/register_dataset

For scraping a html page for DwC archives and indexing them

Primary LanguagePython

register_dataset

This Python project enables you to scrape a webpage with Darwin Core archives and index these datasets1 into the GBIF (GLOBAL BIODIVERSITY INFORMATION FACILITY) data portal.

The code is written in Python 3 and can be modified to fit any service that is based on a RESTful API platform.
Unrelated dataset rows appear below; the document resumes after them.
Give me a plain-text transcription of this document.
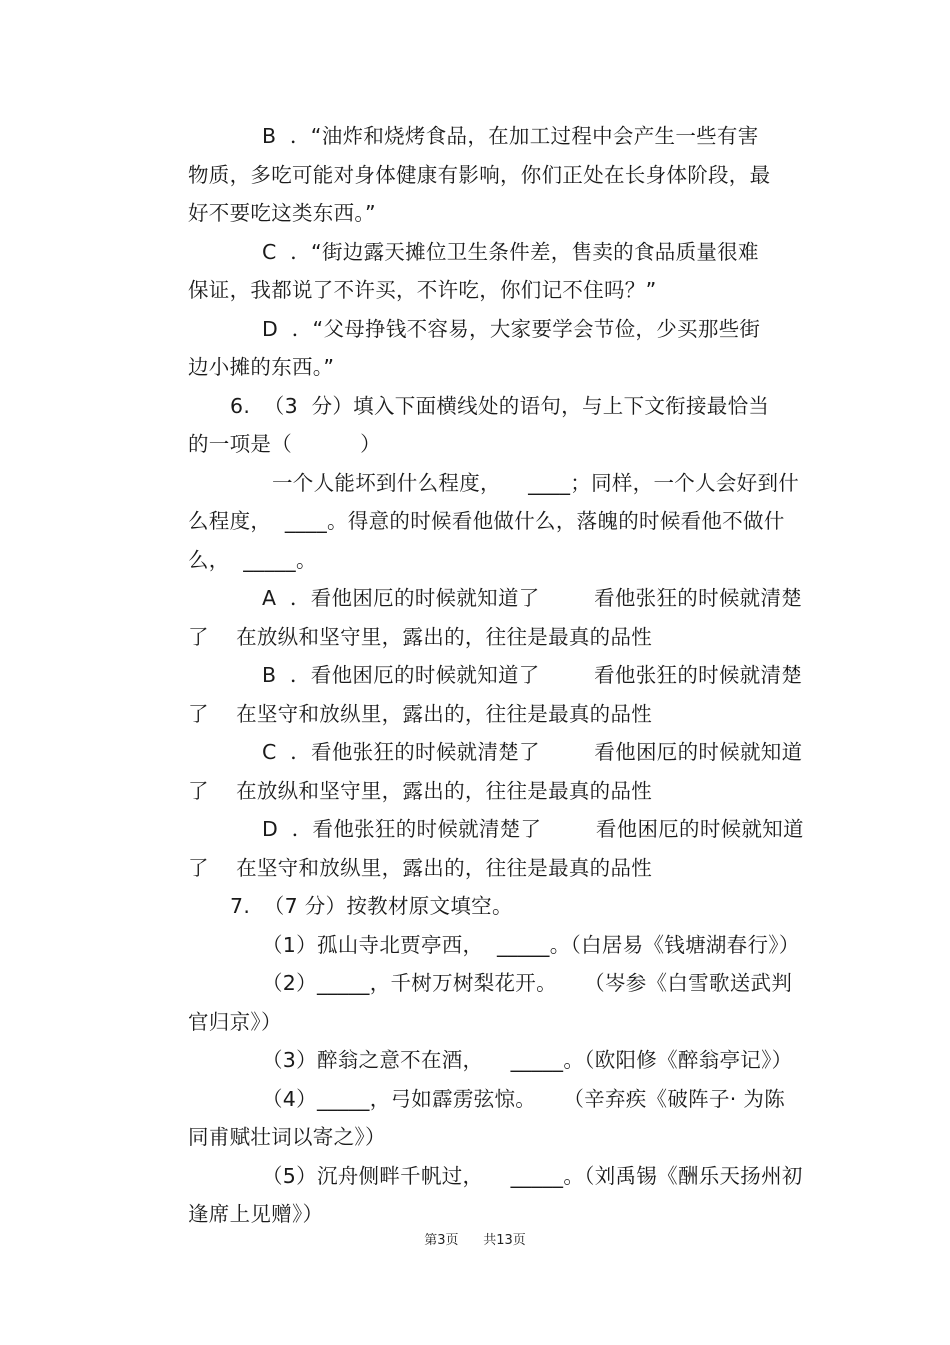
B  ．“油炸和烧烤食品，在加工过程中会产生一些有害
物质，多吃可能对身体健康有影响，你们正处在长身体阶段，最
好不要吃这类东西。”
C  ．“街边露天摊位卫生条件差，售卖的食品质量很难
保证，我都说了不许买，不许吃，你们记不住吗？”
D  ．“父母挣钱不容易，大家要学会节俭，少买那些街
边小摊的东西。”
6.  （3  分）填入下面横线处的语句，与上下文衔接最恰当
的一项是（          ）
一个人能坏到什么程度，    ____；同样，一个人会好到什
么程度，  ____。得意的时候看他做什么，落魄的时候看他不做什
么，  _____。
A  ．看他困厄的时候就知道了        看他张狂的时候就清楚
了    在放纵和坚守里，露出的，往往是最真的品性
B  ．看他困厄的时候就知道了        看他张狂的时候就清楚
了    在坚守和放纵里，露出的，往往是最真的品性
C  ．看他张狂的时候就清楚了        看他困厄的时候就知道
了    在放纵和坚守里，露出的，往往是最真的品性
D  ．看他张狂的时候就清楚了        看他困厄的时候就知道
了    在坚守和放纵里，露出的，往往是最真的品性
7.  （7 分）按教材原文填空。
（1）孤山寺北贾亭西，  _____。（白居易《钱塘湖春行》）
（2）_____，千树万树梨花开。    （岑参《白雪歌送武判
官归京》）
（3）醉翁之意不在酒，    _____。（欧阳修《醉翁亭记》）
（4）_____，弓如霹雳弦惊。    （辛弃疾《破阵子· 为陈
同甫赋壮词以寄之》）
（5）沉舟侧畔千帆过，    _____。（刘禹锡《酬乐天扬州初
逢席上见赠》）
第3页 共13页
Prerequisites needed for the user:

  • An account on the GBIF portal website http://www.gbif.org/
  • Editor rights for this account (Please contact the GBIF Secretariat helpdesk@gbif.org)
  • Affiliation with an existing publishing organization in the GBIF network

Prerequisites needed to run the package:

1The assumption is that these DwC archives are validated and fit for GBIF consumption.

Workflow

For the purpose of publishing to GBIF you will need an API url, the url for the web page containg the zip files, the GBIF publisher UUID, the GBIF publisher installation UUID, as well as your username/password for the portal.

To register and index the datasets that are ready on a webpage, you only need to do this:

api_url = 'http://api.gbif-uat.org/v1/dataset'
url = "http://asnhc.angelo.edu/archives/"
#URL for the webpage containg the DwC archives

register_datasets(api_url, url, "afafe88e-4b8e-4e62-8f38-3eaa24f71532", "9c0a8aa8-4ce7-49ba-aac7-21a97234f886", 'myuser', 'mypassword')